Il ne faudra pas moins de trois voyages à Yann Arthus-Bertrand pour réaliser l’ensemble de son projet, tant les terres de Catalogne méritent d’être vues et revues. Il réalise un premier voyage en novembre 2006, revient sur place à l’automne 2011, et parachève l’ensemble au mois d’août 2013, ce qui lui permet également de jouer sur les saisons et les couleurs du temps. A la clef, un livre, un film, et une exposition itinérante, qui a déjà fait une petite incursion en France en mai dernier, un agrégat de cubes photos posés sur la place de la République, au cœur de la ville de Lyon. Pour l’heure, les cubes sont à Barcelone, dans les jardins du Palau Robert qui appartient à la Generalitat de Catalunya, ils passeront ensuite par Lleida en mai et juin, mais il n’est pas impossible que deux ou trois villes françaises les retrouvent d’ici la fin 2015. Un morceau de ciel de Catalogne à suivre donc…
L’ouvrage, qui n’est pas encore commercialisé en France mais le sera sous peu… dévoile plus d’une centaine de ces clichés accompagnées des textes du sociologue Ramon Folch, grand connaisseur de la Catalogne. Grâce à ses commentaires particulièrement éclairants, on découvre combien l’œuvre d’un jeune architecte catalan, Josep M. Jujol, a pu influencer un Antoni Gaudí. Ainsi, le sanctuaire consacré à la Mare de Deu de Montserrat de Montferri, immortalisé dans sa gangue de béton sur la Costa Daurada, hommage aux fameuses aiguilles éponymes, est l’illustration du génie de Jujol, qui savait transformer en œuvre d’art toute sorte de matériau de démolition, à l’image également des bancs ondulants du Park Güell, décorés à base de céramique cassée et de culs de bouteille éventrés.

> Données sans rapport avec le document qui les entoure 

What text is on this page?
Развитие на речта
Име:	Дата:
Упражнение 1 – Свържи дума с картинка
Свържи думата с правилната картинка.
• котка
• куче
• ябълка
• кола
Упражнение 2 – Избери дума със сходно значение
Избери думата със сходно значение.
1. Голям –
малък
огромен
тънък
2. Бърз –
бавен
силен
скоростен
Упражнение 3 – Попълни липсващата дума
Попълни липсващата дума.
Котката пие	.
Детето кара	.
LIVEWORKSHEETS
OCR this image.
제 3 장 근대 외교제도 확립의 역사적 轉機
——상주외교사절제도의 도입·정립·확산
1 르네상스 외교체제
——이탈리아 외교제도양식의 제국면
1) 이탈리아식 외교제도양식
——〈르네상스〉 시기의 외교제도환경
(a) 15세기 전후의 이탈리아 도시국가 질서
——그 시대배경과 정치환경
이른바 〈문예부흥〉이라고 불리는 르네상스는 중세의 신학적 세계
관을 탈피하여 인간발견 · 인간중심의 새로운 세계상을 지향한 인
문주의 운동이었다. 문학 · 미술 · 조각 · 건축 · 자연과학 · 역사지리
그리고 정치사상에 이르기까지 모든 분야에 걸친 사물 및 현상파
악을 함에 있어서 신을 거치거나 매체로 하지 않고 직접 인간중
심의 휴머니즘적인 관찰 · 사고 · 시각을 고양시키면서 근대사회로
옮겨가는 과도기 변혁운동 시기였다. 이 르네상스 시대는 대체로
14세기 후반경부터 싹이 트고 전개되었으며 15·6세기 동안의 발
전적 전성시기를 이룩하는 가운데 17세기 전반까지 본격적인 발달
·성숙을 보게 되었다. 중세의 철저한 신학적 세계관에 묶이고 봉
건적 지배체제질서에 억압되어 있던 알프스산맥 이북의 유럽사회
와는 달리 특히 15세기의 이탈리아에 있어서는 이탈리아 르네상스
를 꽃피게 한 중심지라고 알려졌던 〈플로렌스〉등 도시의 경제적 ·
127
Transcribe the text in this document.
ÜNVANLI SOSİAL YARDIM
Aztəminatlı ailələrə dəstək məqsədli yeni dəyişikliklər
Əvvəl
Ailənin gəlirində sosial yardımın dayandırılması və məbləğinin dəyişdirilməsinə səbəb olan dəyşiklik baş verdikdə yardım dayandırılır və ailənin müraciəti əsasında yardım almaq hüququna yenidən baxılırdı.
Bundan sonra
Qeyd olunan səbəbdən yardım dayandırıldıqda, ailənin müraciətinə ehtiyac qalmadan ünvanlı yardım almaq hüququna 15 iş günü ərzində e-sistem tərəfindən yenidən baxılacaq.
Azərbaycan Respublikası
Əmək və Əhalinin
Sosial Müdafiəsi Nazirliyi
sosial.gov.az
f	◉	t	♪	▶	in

C’est toutefois dans son hymne à la nature et à l’écologie que le livre est le plus éloquent, à l’image des salines de la Trinitat du delta de l’Ebre, où un jeu de triangles et losanges roses violacées avancent vers une mer bleue. Des salines roses ? A nouveau, Roman Folch nous décrypte le cliché du maître, expliquant que lorsque l’eau devient très salée et chaude, une bactérie aime à y prospérer, une espèce du genre Halobacterium qui produit un pigment rosé capable de capter l’énergie de la radiation solaire. Un peu d’eau froide, moins de sel, et fini les étendues rosées sous le ciel. A l’autre extrémité du territoire, la Clua d’Aguilar nous donne à voir le dernier barrage construit en Catalogne, celui de Rialb, sur le fleuve Segre, dont la construction n’a pas été sans tensions avec les habitants locaux qui y ont perdu de vastes surfaces agricoles. A la Clua d’Aguilar, pittoresque village, la plupart des champs ont été engloutis sous les eaux…
Ainsi va la Catalogne, qui se dévoile au gré des pages et des mots, un petit pays mais très divers où « dans la même journée, on peut skier, aller à la plage ou se promener dans une vaste plaine ». Interrogé sur l’image qu’il gardait de la Catalogne, Yann Arthus-Bertrand répondit : « Les espaces protégés ont particulièrement attiré mon attention, car j’ai pu constater avec plaisir qu’ils sont nombreux. Cette région affiche un paysage dur et sec, très beau et plus sauvage que ce que j’imaginais… ».
En fin d’ouvrage, un DVD permet d’appréhender sous forme de vidéo cette réalité contrastée du territoire. On s’envole alors des hauteurs des Pyrénées, on redescend dans les plaines, vers les côtes, jusqu’aux tours de béton voire jusqu’aux tours humaines érigées par les Castellers, pyramides humaines de plus de dix étages auxquelles peuvent participer pour leur éphémère construction jusqu’à 300 personnes. Patrimoine de l’Humanité depuis 2010, elles sont perçues par les Catalans comme partie intégrante de leur identité culturelle.